Published Jun 01, 2013Wunderbar, Northcote's favourite Edmonton performance space, seemed more like a coffee shop confessional on this night than a typical concert venue. With red walls and a stage set less than a foot from the ground, it was the perfect place for the 84-person capacity crowd to soak up some songs.
Openers the Matinee blasted into their set with "Time Don't Wait," launching crystal-clear harmonies that would become a potent musical force throughout the night. The banjo and electric stand-up bass were key elements in an alt-country set that was more pop than backwoods. Matt Layzell, lead vocalist and songwriter for the Matinee, danced around stage with energy suited to a smoky Mississippi bar room. It was more than the beards and flowing hair that made the group evoke the era of the Band and CCR, but every track was instilled with a modern essence that made everything sound fresh. In one instance, the band even channeled the lyrics of Cat Stevens, adding their own rambling flow that seemed to intensify the original meaning. Closing with their song "The Road," they shifted from inspirational melodies to a segment during which each bandmate grabbed drumsticks and played a complex percussion line in unison. Moments later the Matinee were back in the throes of folksy bliss for their finale.
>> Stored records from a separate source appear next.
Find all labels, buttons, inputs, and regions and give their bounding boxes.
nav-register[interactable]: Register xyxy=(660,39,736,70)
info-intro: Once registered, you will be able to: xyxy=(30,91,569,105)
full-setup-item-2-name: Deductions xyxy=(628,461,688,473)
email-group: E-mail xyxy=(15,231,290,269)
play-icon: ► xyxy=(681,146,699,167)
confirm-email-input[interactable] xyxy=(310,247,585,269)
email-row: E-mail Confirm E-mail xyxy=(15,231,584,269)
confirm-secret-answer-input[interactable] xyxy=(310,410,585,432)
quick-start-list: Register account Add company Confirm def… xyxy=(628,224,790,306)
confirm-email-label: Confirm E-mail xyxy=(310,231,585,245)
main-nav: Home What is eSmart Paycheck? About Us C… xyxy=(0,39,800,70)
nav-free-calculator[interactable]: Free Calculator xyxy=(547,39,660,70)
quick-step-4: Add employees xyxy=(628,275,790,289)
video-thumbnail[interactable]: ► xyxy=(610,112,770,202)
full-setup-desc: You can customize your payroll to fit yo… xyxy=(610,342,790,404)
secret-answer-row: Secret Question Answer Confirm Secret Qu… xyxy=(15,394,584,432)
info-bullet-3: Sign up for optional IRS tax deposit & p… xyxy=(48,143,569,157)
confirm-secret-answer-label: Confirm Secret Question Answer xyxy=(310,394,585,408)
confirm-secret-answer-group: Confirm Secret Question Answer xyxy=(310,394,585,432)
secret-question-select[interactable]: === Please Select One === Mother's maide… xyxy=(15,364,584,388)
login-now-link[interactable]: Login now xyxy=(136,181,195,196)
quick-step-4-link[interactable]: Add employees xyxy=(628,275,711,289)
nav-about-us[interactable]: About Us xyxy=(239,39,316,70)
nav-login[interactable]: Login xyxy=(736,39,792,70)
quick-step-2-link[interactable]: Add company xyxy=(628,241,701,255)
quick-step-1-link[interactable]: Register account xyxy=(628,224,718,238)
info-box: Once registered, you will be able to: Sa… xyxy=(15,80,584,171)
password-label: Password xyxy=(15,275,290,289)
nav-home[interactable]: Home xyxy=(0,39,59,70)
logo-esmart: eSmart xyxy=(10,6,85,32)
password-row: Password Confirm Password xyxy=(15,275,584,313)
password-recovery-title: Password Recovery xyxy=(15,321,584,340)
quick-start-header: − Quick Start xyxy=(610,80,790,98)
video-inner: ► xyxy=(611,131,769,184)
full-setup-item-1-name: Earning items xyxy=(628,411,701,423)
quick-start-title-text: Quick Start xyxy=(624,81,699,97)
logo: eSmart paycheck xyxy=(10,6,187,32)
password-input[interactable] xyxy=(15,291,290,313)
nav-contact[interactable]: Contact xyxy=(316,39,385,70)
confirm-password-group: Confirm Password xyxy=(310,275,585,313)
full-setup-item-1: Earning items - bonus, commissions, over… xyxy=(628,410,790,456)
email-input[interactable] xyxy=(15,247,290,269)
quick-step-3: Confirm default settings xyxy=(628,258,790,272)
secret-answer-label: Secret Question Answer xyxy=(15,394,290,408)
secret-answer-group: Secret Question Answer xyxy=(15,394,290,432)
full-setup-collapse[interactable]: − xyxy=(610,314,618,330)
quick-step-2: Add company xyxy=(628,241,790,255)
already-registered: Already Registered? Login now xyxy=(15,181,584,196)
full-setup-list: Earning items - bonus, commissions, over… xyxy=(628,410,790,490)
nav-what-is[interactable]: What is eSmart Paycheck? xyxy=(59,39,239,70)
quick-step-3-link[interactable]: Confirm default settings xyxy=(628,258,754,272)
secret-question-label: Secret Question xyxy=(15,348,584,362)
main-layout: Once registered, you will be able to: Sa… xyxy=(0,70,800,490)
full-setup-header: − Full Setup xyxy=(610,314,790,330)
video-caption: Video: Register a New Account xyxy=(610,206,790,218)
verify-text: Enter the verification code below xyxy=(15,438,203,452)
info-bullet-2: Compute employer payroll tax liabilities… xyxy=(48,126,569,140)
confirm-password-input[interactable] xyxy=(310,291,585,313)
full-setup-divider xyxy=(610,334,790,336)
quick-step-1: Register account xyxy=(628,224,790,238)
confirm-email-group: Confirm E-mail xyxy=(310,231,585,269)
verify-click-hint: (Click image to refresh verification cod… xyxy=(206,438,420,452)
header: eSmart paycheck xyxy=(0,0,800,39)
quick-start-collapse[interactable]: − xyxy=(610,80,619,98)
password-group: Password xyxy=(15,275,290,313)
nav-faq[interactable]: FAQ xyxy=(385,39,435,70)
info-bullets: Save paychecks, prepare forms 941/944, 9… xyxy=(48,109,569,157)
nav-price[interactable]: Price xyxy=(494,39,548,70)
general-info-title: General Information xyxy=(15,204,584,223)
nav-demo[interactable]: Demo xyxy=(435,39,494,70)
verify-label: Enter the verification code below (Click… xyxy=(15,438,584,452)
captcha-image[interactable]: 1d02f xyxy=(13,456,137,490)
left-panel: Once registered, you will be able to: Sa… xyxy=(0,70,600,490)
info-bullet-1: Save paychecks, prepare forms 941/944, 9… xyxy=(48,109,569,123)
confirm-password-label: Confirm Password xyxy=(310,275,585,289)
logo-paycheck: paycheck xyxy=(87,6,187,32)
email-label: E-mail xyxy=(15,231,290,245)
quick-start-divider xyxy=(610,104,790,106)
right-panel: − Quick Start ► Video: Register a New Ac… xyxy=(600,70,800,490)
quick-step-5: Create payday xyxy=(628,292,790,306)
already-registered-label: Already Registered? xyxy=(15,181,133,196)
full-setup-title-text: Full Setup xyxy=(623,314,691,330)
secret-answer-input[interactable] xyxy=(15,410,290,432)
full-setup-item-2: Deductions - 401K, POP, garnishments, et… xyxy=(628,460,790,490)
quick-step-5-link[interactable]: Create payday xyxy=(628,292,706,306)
Matt Goud, the lead vocalist and guitarist for Northcote, told the utterly engrossed crowd the simplicity of his latest album's title is about fresh beginnings. "It's just called Northcote," the Saskatchewan-born singer said. "It's a good time to start again." Playing folk-rock that draws influences from the canon of post-punk and hardcore, a number of songs were reminiscent of Cursive, like a smoothed-out Against Me! or a more gruff City and Colour. To hear Goud belt out the words to "Wild Card" was like listening to a diary entry as he asked, "I wanna know, is a wild card still worth something?" The audience couldn't get enough, singing along to parts of almost every song. The words of "Wheels" wafted through the venue from the crowd. While rapid strumming set the pace for many a "whoa-whoa" backing chant, Northcote balanced the set with refrains that dipped into slow-dance territory with public displays of affection not an uncommon sight amongst the intimate crowd members. "I gotta say, I feel really at home in Edmonton," Goud noted. "I've got a little hillbilly and a little Whyte Avenue in me."